Ascenso y caída. Entre el año 2000 y el 2006, la confianza ciudadana en los procesos electorales varió entre el 40 y 70 por ciento pero tras los sucesos del 2006 –en esa elección los autores no ponen el acento en el fraude al estilo 1988 sino en las condiciones en que se dio la campaña y el rechazo al recuento pese a lo cerrado del resultado–, esa confianza cayó. Para 2013, quienes dijeron tener mucha confianza en el árbitro electoral fue apenas el 16 por ciento; el resto osciló entre algo (43 por ciento), poca (29 por ciento) y nada (11 por ciento) (p. 85). Y eso que, en términos relativos, el IFE, hoy INE, destaca por ser la estructura mejor evaluada dentro del conjunto de instituciones políticas. Los partidos, por ejemplo, apenas lograron que el 1 por ciento de mexicanos se declarara plenamente confiado en su desempeño frente a un 75 por ciento que expresaron poca o nula confianza en ellos (pp. 87-86).
Clases. La legitimidad de las instituciones políticas depende inicialmente de su origen, pero al final de su desempeño (pp. 95-96). Dentro del sistema institucional hay diferencias en este campo. Así ante un hipotético conflicto entre el presidente y el IFE-INE, 49 por ciento de los encuestados le creería más al instituto, y sólo el 13 por ciento al presidente, pese a que éste último tiene su origen en una elección general y el IFE-INE no (p. 109).
Descomponiendo el universo ciudadano por región y estratos sociales vía niveles de ingreso, Ortega y Somuano encuentran que la mayor desconfianza en torno al IFE-INE anida en el sur del país, pero socialmente en los sectores de clase media baja. Aquellos que confían más en la institución se encuentran en el norte y centro del país –donde el desarrollo es mayor–, pero en estratos de menores ingresos (120-124). Una paradoja a explicar.
Tarea. Hoy el INE hereda lo que le dejó el IFE. Tras la última elección presidencial –2012– el 46 por ciento de los ciudadanos consideraba que el trabajo de ese instituto era bueno o muy bueno, pero falta ganar a la otra mitad.
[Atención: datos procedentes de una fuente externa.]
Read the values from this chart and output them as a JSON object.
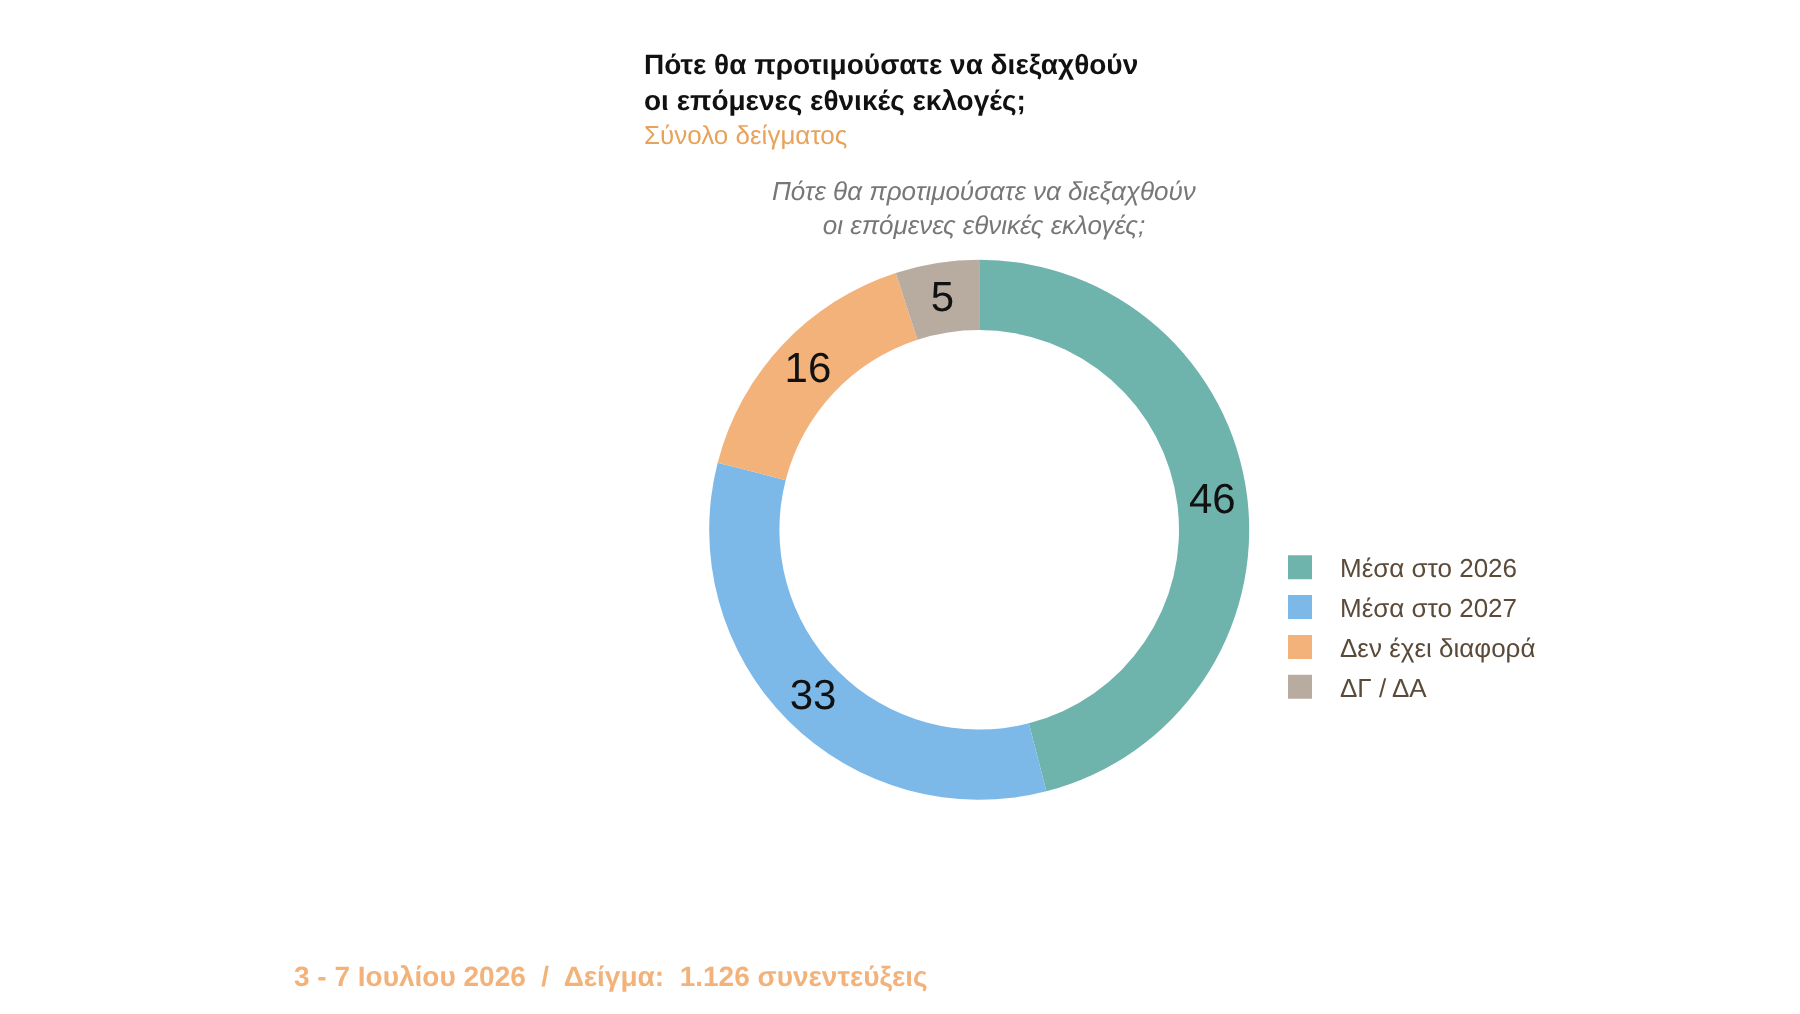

Sólo cuando el perdedor acepta que su derrota fue en buena lid –como es el caso del reciente referéndum boliviano–, la democracia ha pasado la prueba. Y en el proceso mexicano eso aún no ocurre. Por ello, el trabajo aquí examinado concluye que la desconfianza generada en la elección del 2006 sigue pesando, sobre todo entre los identificados con la izquierda (p. 128). Y sin confianza, el cambio político no es otra cosa que recorrer el camino de regreso a donde empezamos. Las elecciones de este año, pero sobre todo las de 2018, determinarán si el viento regresará lo que se llevó en 2006.